Wed, Oct 1 2008, 07:10 GMT
by Jyske Bank Team
EUR sharply lower against USD
Weak Tankan
U.S. Senate to vote on rescue plan
Today’s main events:
EUR: Manufacturing PMI
USD: ISM Manufacturing
USD: Construction Spending
U.S. Stocks jump
U.S. stocks jumped the most in six years as growing expectations that lawmakers will salvage a USD 700 billion bank-rescue package helped the Standard & Poor's 500 Index recover more than half of yesterday's 8.8 % plunge. JPMorgan Chase & Co., Citigroup Inc. and Bank of America Corp. jumped more than 11 % as Senate leaders vowed to resume work on the bailout plan this week after its rejection spurred the market's steepest decline in two decades. Hess Corp. and Schlumberger Ltd. added more than 7 % as optimism about the plan helped oil rebound from a USD 10-a-barrel drop. All 10 industries in the S&P 500 advanced.
EUR sharply lower against USD
The euro fell the most against the dollar since the introduction of the shared currency in 1999 after France and Belgium led a statebacked rescue of Dexia SA, as the widening financial crisis forces governments to prop up financial institutions across Europe.

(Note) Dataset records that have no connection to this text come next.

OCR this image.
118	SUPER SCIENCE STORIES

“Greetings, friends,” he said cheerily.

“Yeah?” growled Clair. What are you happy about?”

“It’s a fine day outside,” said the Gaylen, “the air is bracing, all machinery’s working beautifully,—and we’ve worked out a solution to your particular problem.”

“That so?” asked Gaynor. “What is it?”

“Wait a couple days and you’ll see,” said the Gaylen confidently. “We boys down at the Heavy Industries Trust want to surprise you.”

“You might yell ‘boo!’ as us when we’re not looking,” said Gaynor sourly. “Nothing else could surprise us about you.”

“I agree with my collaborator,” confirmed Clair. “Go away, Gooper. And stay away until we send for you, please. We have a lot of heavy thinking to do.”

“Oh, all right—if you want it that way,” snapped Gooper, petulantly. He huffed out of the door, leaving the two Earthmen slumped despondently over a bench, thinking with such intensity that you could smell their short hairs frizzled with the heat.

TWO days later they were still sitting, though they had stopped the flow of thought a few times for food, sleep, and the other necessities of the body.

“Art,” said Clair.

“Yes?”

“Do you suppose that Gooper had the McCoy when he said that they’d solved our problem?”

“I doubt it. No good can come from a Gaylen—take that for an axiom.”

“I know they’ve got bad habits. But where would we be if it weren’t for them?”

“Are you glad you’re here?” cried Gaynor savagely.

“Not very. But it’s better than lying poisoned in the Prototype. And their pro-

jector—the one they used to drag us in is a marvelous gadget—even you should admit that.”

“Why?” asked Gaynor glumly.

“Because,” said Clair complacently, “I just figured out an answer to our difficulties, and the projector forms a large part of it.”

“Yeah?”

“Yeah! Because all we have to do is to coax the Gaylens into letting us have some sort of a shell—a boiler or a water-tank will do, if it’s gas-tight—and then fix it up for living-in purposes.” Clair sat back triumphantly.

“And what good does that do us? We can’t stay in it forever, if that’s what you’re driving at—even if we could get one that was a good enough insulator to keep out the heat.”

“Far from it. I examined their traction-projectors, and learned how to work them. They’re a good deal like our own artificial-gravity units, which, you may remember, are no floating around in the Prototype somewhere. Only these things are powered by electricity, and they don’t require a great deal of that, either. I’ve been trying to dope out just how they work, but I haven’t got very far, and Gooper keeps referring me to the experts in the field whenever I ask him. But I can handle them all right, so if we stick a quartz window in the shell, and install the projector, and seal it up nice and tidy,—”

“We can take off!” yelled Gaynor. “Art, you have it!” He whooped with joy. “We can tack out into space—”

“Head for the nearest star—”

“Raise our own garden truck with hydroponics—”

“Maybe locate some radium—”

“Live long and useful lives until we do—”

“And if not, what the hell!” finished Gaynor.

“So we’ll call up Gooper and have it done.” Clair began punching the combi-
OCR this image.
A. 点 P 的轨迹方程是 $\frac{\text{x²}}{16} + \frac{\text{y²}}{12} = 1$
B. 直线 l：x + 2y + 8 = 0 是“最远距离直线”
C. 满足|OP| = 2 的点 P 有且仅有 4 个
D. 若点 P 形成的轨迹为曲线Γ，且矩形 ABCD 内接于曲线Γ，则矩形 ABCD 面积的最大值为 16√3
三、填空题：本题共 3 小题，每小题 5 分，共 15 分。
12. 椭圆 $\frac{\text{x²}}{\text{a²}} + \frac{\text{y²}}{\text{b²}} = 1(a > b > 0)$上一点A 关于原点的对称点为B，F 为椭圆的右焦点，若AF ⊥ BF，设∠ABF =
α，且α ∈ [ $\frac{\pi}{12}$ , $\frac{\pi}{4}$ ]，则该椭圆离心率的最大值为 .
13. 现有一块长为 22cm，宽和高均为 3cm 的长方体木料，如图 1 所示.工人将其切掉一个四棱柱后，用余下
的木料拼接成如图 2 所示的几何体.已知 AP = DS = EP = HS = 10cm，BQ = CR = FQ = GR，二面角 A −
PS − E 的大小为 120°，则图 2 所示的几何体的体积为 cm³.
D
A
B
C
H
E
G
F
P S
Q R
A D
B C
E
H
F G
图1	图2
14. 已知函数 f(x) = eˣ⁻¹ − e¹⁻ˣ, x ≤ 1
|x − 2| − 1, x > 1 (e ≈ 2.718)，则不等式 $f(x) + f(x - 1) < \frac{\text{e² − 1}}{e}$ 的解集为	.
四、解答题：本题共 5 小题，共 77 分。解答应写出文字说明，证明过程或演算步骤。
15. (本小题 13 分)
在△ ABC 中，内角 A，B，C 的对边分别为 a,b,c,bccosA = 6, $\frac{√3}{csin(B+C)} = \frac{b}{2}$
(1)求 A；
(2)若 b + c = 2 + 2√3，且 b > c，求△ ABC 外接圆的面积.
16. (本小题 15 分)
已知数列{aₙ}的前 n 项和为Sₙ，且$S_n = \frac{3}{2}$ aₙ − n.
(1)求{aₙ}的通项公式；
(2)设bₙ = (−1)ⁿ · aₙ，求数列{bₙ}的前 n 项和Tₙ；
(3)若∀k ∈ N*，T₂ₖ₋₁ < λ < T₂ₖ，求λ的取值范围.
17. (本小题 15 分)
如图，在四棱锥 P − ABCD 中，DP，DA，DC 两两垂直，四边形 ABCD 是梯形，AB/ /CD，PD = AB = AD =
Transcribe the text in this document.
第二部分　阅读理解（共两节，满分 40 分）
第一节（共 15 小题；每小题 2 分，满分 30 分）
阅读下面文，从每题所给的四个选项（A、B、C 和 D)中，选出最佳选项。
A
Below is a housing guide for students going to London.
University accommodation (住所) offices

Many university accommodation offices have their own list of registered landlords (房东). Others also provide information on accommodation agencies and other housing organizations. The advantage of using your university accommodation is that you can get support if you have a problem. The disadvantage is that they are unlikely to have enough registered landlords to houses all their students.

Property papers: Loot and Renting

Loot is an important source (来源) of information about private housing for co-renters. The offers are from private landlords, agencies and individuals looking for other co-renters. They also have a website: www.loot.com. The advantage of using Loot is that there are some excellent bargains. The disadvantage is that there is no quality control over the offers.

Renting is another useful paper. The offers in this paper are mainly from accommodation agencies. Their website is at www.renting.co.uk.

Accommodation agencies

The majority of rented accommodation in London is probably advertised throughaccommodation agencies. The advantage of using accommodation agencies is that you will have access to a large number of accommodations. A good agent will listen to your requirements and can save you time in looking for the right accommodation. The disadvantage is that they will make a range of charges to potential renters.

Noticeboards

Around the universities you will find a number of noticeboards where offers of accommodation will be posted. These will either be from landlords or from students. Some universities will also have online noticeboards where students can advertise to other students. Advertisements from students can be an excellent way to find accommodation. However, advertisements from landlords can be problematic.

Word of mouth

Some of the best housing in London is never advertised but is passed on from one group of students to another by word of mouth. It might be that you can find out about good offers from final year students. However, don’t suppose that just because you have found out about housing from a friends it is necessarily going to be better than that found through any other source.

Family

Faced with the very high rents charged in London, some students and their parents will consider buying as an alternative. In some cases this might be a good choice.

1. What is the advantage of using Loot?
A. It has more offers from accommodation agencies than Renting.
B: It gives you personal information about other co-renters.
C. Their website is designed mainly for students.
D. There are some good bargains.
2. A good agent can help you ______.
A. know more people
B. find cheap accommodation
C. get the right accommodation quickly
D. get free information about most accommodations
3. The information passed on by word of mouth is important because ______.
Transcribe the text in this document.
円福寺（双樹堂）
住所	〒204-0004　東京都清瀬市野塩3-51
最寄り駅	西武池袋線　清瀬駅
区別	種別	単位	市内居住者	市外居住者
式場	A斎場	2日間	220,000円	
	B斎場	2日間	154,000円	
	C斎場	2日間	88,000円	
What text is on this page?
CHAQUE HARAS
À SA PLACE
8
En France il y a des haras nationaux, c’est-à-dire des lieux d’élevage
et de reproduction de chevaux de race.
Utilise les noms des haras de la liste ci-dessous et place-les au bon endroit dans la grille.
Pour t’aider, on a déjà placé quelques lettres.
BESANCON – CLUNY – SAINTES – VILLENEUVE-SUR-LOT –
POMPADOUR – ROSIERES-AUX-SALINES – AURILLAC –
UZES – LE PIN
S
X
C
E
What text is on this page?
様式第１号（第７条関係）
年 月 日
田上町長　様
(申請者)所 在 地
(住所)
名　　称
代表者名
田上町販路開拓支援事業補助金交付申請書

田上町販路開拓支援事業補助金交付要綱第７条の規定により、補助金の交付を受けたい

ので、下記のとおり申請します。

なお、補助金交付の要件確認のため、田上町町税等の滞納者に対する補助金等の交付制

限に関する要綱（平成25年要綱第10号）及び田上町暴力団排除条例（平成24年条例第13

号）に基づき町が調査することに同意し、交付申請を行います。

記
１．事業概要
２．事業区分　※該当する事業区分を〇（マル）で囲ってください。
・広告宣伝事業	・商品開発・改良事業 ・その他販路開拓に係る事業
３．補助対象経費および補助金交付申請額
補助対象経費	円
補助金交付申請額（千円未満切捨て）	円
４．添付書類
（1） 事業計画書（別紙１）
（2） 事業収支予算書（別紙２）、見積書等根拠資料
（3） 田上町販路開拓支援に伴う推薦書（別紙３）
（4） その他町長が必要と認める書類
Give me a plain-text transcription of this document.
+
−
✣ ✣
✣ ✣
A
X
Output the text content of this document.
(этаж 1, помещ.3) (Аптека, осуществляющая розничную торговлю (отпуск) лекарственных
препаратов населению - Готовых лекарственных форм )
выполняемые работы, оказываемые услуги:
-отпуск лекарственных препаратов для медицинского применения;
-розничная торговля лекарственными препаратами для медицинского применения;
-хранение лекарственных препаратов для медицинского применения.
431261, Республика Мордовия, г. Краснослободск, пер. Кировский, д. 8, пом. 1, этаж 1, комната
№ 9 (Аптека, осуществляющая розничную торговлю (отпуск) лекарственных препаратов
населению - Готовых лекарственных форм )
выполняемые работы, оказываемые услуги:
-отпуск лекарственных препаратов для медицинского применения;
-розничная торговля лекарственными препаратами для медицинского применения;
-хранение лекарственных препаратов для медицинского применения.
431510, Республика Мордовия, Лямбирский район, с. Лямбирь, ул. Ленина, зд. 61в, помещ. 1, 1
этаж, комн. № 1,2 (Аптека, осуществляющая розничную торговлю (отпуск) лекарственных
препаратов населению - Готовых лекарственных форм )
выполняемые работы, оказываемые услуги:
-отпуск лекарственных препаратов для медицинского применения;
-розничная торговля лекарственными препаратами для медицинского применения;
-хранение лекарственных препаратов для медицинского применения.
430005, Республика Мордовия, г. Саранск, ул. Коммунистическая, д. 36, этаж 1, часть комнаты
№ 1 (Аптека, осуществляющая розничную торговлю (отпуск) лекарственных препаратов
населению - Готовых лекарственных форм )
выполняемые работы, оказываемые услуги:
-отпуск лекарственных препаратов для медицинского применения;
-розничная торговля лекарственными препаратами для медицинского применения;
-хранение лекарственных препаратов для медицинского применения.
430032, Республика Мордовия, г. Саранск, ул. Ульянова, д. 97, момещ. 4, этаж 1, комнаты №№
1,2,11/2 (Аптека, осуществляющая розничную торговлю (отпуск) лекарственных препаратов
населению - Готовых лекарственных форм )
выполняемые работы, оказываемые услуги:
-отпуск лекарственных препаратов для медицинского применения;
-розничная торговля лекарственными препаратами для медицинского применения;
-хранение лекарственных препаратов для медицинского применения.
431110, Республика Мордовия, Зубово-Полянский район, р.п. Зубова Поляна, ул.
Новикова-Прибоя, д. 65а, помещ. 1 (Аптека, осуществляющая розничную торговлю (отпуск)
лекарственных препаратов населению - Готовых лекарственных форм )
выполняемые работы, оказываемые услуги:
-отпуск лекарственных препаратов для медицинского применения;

Oil recovered after Monday
Crude oil rose, rebounding from its biggest drop in seven years, after U.S. lawmakers said they intend to salvage a USD 700 billion bankrescue package that may avert an economic slowdown.
Weaker than expected Tankan
Business sentiment at big Japanese manufacturers turned negative for the first time in five years, a closely watch Bank of Japan survey showed, as the world's No.2 economy headed towards recession amid a global slowdown and financial market turmoil.
Underlining growing uncertainty over the outlook, the central bank's tankan quarterly corporate survey also showed big manufacturers expect conditions to worsen in the fourth quarter.
The tankan came on top of a recent set of weak reports including exports and industrial output, while a political row over a USD 700 billion U.S. bailout for Wall Street prompted more concerns about the outlook for Japan's export-reliant economy.
Financial markets showed little reaction as they expected a poor reading, while the Nikkei stock average climbed 1.2 % after a Wall Street surge prompted by hopes that Washington will revive a plan to stabilise the U.S. financial sector after its earlier defeat on Capitol Hill.
The headline index for big manufacturers' sentiment stood at minus 3, down from plus 5 in the previous survey in June and below the median market forecast for minus 2.
It was down for the fourth straight quarter and the lowest since June 2003. The index for December was seen at minus 4, suggesting firms expect conditions to worsen over the next three months.
U.S. Senate to vote on rescue plan
The U.S. Senate agreed to vote on Wednesday night on a new version of the USD 700 billion bailout package for Wall Street that will include a big increase in the amount of bank deposits protected by the government's insurance program, a Senate aide said on Tuesday.
Senate Majority Leader Harry Reid, a Nevada Democrat, received unanimous consent from the Senate to schedule the vote on the package, which the White House says is imperative to stem a credit crisis that has spread beyond Wall Street to claim more European banks.
If the bailout package passes in the Senate, as expected, it will put more pressure on the House to follow suit when it meets again on Thursday.
IMF chief: Europe should ready plans
The United States needs to act urgently to shield its economy from an escalating credit crisis and Europe must ready plans in case banking problems spread, the head of the International Monetary Fund said on Tuesday.
"We're right at the moment where action is needed," IMF Managing Director Dominique Strauss-Kahn told Reuters. "A non-perfect plan is better than no plan at all," he said of the USD 700 billion bailout plan rejected by the U.S. House of Representatives on Monday.
As the crisis has spread beyond Wall Street, European countries have stepped up their efforts to avoid bank defaults but the lack of a pan-European regulator makes it more difficult to respond to the crisis, Strauss-Kahn said.